Помню полуденное солнце на хрусте сминаемого нетерпением газетного листа. Весной я остро испытывал (и до сих пор испытываю) непонятную тоску. Сейчас – зная все дальнейшее – мне, наверное, легче объяснить происхождение этой тоски нежеланием смириться со своим несовершенством.
И ожидание воздействия извне.
Сложись моя жизнь по-иному, Эдуард, наверное, вошел бы в нее в иных объемах – почему-то мне кажется, что для внутреннего родства с ним неблагополучия во встречной судьбе должно быть больше, чем благополучия, или, может быть, ровно столько же.

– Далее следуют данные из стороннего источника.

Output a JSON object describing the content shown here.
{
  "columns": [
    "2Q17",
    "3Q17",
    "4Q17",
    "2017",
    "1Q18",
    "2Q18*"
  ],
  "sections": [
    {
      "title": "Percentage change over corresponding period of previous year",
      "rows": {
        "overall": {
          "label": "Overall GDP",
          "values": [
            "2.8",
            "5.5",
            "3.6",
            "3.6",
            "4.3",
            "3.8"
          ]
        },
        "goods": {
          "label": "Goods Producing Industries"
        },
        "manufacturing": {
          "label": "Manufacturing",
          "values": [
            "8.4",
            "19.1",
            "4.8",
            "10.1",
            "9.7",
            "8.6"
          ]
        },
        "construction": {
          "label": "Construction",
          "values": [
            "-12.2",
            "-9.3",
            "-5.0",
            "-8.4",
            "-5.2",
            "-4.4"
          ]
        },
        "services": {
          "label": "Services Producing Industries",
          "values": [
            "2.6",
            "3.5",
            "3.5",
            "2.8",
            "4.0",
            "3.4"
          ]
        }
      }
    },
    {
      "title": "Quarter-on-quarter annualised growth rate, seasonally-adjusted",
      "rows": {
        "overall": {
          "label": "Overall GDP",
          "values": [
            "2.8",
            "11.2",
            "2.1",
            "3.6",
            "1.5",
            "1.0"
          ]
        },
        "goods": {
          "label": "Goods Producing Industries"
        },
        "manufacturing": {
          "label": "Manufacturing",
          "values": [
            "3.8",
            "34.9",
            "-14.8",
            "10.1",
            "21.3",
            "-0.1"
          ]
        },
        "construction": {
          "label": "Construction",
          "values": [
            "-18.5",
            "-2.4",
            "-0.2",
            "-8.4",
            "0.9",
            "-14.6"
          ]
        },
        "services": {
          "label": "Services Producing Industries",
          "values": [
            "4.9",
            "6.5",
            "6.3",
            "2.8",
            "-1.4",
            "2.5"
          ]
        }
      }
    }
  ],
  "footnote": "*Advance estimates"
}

В газетной заметке ничего не предрекалось – сообщался возраст торпедовского новобранца: шестнадцать лет – и всё.
Но мне различенной в строке информации вполне хватило.
Думаю, что для душевного здоровья Эдика – каким-то чудом сбереженного им до преждевременного смертного часа – гораздо лучше было бы попозже узнать не славу даже, а тяжесть лидерства.
Лидерства, особенно трудного для него по его человеческому складу – и вместе с тем неизбежного. Не фокус догадаться, что предвестием выпавших на долю Стрельцова бед стала ответственная жизнь уже в семнадцать лет у всех на виду – без сколько-нибудь надежных опор в чем-либо или в ком-либо.
Перегрузки премьерства и лидерства для юного существа, не созданного ни верховодить, ни подавлять чью-то волю – склонного, напротив, поддаваться любому влиянию, быть ведомым, управляемым и безотказным, – осложнили жизнь Стрельцова с первых шагов, которые у него несравненно удачнее получались на траве футбольного поля, чем на почве внефутбольного быта.
Общительный и безудержно компанейский парень, не признающий дистанций между людьми – и принятой в любом обществе субординации, – он был изначально обречен на невидимое другим (и едва ли осознанное тогда им самим) одиночество.
Одиночество это – после всего пережитого гордо, горько и молчаливо (без жалоб и обид) осознанное, но для окружающих по-прежнему незаметное – Стрельцов пронес через всю оставшуюся от ослепительной и жестокой к нему юности жизнь…
* * *
В послевоенном футболе создавался культ центрфорвардов – игрок с девятым номером на спине обязательно становился и героем кинофильмов про футбол, один из которых так и назывался – «Центр нападения». Фильмы делались совсем не на документальной основе, но публика все равно готова была видеть в «девятке» черты кого-либо из признанных премьеров атаки.
В реальном футболе выбор центрфорвардов был тогда на все вкусы.
И те, кто конструировал игру, – Григорий Федотов в ЦДКА (стелющийся, кошачий бег, пусть уже не столь стремительный, как до войны, но способный придать коварный разворот самому простенькому маневру, удар с пол-оборота по высоко летящему мячу и поэтому всегда неожиданный), Константин Бесков в «Динамо» (после войны он играл поэффективнее Федотова, много маневрировал по фронту атаки, увлекая за собой опекающего защитника, тем самым освобождая место для индивидуалиста-инсайда Карцева, иногда игравшего и в центре атаки), Борис Пайчадзе в тбилисском «Динамо» (он значил для своей команды то же самое, что значили для ее московских соперников Федотов и Бесков, но зритель-эстет, вне зависимости от клубных пристрастий, обожал великого грузина за артистичность его игрового поведения и факсимильность исполнения), Никита Симонян (в отличие от вышеназванных он начинал в послевоенном футболе, и с его приходом в «Спартак» связано возрождение самого любимого народом клуба; как игрок новых времен он был универсальнее предшественников, сложнее укладывался в принятое амплуа, ну и – забивал голы, забивал, забивал…).
И те, кто преуспевал в таранной игре, более понятной неискушенному зрителю, однако ценимой и знатоками (ведь нередки ситуации, когда только атлетического склада игроку удается быть по-настоящему убедительным в непосредственной близости к воротам противника), – Сергей Соловьев все в том же московском «Динамо» (быстрее всех бегущий «лось») и Александр Пономарев в «Торпедо» (невысокий крепыш, вероятно, в чисто атлетических статьях уступавший Соловьеву – как в технике и кругозоре он уступал Федотову, Бескову, Пайчадзе, – зато чаще всего превосходил их по бойцовским качествам и, случалось, опережал их в списке лучших). И, пожалуй, если бы не Стрельцов с Ивановым, прямолинейный хозяин на поле Пономарь так бы и остался навсегда эталоном торпедовского форварда.